Skoda Enyaq RS iV 85X 4x4
Prima auto elettrica del brand ceco, la Skoda Enyaq, diventata in breve tempo una della auto elettriche più vendute in Europa e sempre presente nella Top5 mensile di molti paesi, viene proposta sia in versione Suv che coupé.
Con il nuovo motore più potente di 60 kW, i dati costruttore promettono un’autonomia maggiore grazie alla migliore chimica delle celle e alla gestione più sofisticata della batteria ad alta tensione da 82 kWh. Si ricarica in soli 28 minuti dal 10 al 80%, il 22% più rapida della precedente. La RS offre 340 cavalli e ben 545 Nm favorendo sia la potenza erogata che la dinamica di guida di tutte le versioni Enyaq con batteria da 82 kWh con un’accelerazione da 0 a 100 km/h in appena 6,7 secondi. Anche la RS ha la trazione integrale e una velocità massima di 180 km/h. La guida risulta molto comoda, sia in città che nei lunghi tragitti e grazie agli assistenti di guida, è facile da guidare e da posteggiare, nonostante che ha una certa mole.


VW ID7 Pro
La famiglia delle auto elettriche della Volkswagen continua ad allargarsi e dopo la compatta ID.3 e le crossover ID.4 e ID.5 è arrivato il modello di punta della famiglia ID con l’ID.7, una grande berlina a cinque porte lunga quasi cinque metri, con motore elettrico da ben 286 cavalli e trazione posteriore. Seguiranno altre varianti con una batteria ancora più grande per accrescere la già valida autonomia dichiarata di 620 km), la wagon

Tourer e la Gtx, bimotore a trazione integrale. La Volkswagen ID.7 è una grande berlina a batteria, generosa di spazio per passeggeri e bagagli, molto comoda e assai aerodinamica con coefficiente Cx di 0,23. Sinuose le forme, nel frontale, con mascherina chiusa, il sottile listello orizzontale delle luci diurne si prolunga nei fari a matrice led (funzionano come degli abbaglianti, creando istante per istante dei coni d’ombra in corrispondenza degli altri veicoli, per illuminare al massimo senza disturbare).
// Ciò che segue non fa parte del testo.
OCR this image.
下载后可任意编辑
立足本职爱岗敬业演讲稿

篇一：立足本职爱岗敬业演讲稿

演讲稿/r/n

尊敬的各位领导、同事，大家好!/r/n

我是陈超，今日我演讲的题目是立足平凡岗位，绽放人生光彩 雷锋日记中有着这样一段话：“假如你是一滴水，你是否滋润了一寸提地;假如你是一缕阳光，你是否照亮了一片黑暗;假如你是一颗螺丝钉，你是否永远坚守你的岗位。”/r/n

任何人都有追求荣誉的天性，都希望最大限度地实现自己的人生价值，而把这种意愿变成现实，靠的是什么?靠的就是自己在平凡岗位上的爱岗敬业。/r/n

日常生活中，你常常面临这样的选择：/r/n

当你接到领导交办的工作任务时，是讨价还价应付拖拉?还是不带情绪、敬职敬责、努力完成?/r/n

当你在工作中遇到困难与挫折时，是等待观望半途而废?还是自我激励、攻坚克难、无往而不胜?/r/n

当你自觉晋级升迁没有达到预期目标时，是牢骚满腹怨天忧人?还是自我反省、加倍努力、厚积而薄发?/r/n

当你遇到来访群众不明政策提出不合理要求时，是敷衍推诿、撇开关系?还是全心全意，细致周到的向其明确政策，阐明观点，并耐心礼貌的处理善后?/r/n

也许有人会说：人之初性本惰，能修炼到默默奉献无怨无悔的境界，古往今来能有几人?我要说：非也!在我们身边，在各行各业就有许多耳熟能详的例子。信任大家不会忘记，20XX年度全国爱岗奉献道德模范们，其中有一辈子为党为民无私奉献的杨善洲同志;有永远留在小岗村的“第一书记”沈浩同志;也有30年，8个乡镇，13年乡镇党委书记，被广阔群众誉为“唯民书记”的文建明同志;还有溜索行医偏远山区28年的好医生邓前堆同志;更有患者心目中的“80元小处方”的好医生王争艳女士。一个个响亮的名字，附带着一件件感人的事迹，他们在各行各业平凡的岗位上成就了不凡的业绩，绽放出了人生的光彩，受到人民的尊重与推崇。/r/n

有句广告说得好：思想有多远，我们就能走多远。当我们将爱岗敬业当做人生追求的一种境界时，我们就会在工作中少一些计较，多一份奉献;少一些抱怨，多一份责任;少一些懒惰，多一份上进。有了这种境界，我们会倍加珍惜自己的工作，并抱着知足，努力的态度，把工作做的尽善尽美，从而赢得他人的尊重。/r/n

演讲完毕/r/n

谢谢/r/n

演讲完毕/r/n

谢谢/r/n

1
Il tetto arcuato, di colore nero con modanature in look alluminio, slancia il profilo, mentre la coda corta è dominata da una grande fascia a led che si estende verso i fanali.
L’abitacolo è costruito con cura, presenta plastiche morbide e ben assemblate, rivestimenti in similpelle e luci d’ambiente con 30 tonalità differenti. I sedili anteriori hanno una forma sportiva e fianchetti avvolgenti, ma più di tutto sono comodi, anche perché riscaldabili e con la funzione massaggio. I passeggeri posteriori hanno molto spazio a disposizione per gambe, spalle e testa.